Texas Flash Floods: More Than 200 Rescued

Texas Flash Floods: More Than 200 Rescued

Flash floods caused by torrential downpours in San Antonio, Texas, have left at least one person dead and sparked a huge rescue mission to help hundreds of stranded drivers and residents.

A woman who became trapped while driving managed to get onto the roof of her car but was swept away, firefighters said. Her body was later found near a fence.

Authorities are searching for at least two other people - one who went missing after being trapped in another car and a teenage boy who was swept away while trying to cross a swollen river.

A bus became trapped in rising floodwaters but firefighters on an inflatable boat were able to rescue the three passengers on board and the driver.

More than 235 rescues have taken place across the city since the floods started in the early hours of Saturday.

Authorities said rescue teams would continue searching for anyone who might be stranded.

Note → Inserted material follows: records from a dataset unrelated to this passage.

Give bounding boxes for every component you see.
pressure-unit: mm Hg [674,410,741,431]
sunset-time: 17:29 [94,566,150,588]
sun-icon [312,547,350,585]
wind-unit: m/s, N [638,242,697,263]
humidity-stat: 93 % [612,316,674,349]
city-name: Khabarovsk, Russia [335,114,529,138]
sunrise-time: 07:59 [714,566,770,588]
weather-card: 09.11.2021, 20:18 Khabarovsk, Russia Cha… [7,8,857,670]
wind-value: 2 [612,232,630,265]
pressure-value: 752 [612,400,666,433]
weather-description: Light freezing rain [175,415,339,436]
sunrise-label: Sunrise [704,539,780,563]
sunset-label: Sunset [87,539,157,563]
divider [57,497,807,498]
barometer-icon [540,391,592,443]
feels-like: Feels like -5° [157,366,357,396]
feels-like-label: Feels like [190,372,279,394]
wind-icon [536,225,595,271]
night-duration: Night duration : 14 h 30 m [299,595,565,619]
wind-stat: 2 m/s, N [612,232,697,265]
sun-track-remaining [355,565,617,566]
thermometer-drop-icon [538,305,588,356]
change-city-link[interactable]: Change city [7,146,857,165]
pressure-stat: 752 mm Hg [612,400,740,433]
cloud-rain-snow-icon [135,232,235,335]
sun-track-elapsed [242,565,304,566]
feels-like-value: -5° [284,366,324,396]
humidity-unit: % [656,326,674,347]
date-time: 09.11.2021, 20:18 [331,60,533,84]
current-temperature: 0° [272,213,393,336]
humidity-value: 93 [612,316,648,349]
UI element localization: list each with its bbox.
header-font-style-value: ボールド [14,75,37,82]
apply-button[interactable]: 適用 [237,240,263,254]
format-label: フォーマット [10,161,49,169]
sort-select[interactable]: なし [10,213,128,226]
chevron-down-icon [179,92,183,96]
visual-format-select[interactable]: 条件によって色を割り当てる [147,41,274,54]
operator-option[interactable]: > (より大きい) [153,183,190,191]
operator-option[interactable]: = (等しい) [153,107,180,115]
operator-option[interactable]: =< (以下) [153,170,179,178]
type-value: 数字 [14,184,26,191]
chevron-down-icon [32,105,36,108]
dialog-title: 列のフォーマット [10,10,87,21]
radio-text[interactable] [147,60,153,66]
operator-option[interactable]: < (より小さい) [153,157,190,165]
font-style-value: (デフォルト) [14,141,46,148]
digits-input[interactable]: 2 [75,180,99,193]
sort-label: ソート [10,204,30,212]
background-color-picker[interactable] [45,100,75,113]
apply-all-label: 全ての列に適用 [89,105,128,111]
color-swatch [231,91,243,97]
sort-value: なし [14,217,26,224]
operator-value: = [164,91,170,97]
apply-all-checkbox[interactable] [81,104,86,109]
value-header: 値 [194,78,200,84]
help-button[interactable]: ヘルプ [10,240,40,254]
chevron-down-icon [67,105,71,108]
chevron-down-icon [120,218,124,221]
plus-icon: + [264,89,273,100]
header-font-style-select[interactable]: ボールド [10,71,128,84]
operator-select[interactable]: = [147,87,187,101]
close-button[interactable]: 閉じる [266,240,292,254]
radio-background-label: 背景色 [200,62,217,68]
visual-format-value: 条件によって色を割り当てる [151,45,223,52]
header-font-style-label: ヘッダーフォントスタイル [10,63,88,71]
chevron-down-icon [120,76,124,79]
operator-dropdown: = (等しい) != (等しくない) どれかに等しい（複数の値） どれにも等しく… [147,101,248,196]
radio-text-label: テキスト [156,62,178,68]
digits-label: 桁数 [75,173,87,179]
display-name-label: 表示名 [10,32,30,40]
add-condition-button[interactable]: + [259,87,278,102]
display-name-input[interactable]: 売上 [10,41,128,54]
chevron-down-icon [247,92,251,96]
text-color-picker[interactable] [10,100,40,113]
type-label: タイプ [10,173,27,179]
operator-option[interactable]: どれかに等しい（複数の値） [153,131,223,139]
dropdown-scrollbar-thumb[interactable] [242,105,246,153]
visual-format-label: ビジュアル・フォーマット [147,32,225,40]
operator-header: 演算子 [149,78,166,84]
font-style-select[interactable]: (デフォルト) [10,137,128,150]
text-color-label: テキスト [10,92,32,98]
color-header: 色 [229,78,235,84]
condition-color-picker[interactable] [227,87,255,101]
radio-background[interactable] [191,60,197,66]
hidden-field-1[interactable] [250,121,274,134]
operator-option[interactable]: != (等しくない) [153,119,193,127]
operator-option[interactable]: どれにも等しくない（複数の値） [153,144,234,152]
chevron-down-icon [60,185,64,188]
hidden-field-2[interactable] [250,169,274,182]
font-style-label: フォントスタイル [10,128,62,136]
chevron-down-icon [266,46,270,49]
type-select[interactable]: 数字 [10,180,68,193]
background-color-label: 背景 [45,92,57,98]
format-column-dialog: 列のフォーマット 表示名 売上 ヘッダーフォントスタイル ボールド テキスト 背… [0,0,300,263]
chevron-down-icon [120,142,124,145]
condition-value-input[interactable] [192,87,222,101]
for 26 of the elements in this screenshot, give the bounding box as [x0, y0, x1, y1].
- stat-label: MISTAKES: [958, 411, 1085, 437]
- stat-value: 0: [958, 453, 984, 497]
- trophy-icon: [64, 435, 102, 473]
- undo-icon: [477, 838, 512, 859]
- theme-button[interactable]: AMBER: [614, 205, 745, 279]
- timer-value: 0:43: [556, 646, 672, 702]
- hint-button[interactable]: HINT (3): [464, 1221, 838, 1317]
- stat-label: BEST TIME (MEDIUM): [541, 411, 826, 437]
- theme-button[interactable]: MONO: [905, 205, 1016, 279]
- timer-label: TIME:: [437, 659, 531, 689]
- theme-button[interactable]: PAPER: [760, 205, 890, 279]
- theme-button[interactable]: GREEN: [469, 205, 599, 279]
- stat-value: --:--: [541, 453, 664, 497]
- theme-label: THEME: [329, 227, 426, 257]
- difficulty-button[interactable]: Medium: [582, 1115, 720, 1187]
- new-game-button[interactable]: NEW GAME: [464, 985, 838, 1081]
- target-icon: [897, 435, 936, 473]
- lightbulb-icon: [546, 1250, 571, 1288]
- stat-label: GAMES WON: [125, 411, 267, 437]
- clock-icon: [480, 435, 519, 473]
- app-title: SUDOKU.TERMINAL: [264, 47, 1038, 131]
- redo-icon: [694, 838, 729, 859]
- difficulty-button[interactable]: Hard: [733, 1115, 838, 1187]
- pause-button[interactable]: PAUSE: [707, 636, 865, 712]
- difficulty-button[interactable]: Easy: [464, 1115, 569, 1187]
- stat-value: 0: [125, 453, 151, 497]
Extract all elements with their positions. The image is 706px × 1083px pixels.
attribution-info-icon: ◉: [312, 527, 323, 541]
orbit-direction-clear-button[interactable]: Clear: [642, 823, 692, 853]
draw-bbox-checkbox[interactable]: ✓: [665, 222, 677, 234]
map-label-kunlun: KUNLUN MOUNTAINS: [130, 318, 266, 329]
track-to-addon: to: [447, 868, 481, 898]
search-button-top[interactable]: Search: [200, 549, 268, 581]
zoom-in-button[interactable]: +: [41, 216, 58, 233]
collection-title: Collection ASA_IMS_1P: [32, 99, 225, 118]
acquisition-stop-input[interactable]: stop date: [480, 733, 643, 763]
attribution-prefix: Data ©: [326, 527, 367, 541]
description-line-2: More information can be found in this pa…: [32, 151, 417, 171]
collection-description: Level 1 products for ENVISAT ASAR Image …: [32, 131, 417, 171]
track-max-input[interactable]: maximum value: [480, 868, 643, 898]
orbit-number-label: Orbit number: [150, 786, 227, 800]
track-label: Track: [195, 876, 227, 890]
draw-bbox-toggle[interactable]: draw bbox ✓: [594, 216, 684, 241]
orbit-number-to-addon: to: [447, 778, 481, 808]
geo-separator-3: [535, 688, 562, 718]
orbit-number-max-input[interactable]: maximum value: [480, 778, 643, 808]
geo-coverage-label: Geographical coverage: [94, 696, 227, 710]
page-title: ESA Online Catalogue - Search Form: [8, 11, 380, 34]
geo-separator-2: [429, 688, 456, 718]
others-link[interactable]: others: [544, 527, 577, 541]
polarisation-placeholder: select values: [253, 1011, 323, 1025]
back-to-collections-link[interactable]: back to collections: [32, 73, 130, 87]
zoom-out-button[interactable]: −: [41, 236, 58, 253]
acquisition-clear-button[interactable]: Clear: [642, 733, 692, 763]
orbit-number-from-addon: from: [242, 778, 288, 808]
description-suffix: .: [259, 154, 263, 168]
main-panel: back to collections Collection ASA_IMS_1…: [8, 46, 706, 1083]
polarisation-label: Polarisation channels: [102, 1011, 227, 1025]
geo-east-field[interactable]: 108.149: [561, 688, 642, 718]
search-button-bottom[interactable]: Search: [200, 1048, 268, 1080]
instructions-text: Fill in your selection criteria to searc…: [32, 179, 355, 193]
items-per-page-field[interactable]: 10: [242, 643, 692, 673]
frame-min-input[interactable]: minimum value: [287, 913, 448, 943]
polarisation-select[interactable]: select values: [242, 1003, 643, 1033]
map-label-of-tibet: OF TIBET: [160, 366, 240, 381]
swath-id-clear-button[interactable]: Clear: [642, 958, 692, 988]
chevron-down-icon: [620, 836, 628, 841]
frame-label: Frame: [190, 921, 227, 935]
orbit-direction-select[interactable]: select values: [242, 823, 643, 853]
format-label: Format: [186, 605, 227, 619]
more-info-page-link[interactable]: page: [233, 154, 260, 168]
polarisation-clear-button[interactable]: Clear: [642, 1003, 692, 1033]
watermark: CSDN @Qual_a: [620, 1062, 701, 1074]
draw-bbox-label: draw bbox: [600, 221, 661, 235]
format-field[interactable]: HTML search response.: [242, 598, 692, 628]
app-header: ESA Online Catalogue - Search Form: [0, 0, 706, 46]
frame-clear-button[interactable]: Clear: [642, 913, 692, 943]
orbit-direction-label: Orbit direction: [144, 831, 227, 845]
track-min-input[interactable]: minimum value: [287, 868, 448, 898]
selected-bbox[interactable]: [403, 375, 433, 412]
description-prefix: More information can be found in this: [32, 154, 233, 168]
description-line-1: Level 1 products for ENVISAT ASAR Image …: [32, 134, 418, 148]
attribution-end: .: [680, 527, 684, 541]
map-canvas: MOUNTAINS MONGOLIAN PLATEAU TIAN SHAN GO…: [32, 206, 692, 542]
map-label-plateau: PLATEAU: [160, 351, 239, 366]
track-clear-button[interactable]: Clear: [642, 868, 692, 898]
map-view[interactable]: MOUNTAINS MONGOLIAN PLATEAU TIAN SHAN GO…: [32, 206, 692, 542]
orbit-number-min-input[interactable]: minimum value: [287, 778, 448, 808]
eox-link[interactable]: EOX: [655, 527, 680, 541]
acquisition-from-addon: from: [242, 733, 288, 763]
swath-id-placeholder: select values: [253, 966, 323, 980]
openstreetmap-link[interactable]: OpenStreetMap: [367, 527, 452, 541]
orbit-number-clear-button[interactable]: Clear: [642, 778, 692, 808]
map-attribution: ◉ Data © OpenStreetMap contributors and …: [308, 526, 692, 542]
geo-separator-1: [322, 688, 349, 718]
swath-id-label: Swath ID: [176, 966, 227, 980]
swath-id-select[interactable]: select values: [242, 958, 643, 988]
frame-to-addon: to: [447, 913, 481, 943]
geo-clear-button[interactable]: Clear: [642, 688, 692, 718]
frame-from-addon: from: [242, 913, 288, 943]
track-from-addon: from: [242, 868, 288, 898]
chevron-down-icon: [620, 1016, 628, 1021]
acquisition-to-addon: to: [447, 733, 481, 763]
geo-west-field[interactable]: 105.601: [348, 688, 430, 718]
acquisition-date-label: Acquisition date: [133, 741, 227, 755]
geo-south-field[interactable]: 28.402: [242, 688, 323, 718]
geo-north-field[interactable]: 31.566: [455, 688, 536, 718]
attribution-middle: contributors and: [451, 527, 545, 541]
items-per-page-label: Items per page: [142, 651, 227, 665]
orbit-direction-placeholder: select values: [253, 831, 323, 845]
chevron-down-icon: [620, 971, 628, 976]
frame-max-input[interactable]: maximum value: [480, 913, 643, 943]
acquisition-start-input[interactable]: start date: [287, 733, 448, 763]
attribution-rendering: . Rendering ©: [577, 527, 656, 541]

San Antonio International Airport got 9.87 inches (27 cm) of rain by Saturday afternoon, causing nearly all streams and rivers to experience "extraordinary flooding", meteorologists said.

The highest amount of rainfall recorded since midnight was 15.5 inches (45 cm) at Olmos Creek at Dresden Drive.

By Saturday evening, the water was receding in much of San Antonio, but pools of water could still be seen in some low-lying areas.

Roads in several counties were closed, including a major highway that links the suburbs and the city.

San Antonio Mayor Julian Castro urged people not to drive.

The National Weather Service called the region's flooding "a life-threatening situation" similar to what happened in October 1998.

Up to 30 inches (90 cm) of rain fell in a two-day period, causing floods in the Guadalupe and San Antonio River basins that left more than 30 people dead, according to the Guadalupe-Blanco River Authority.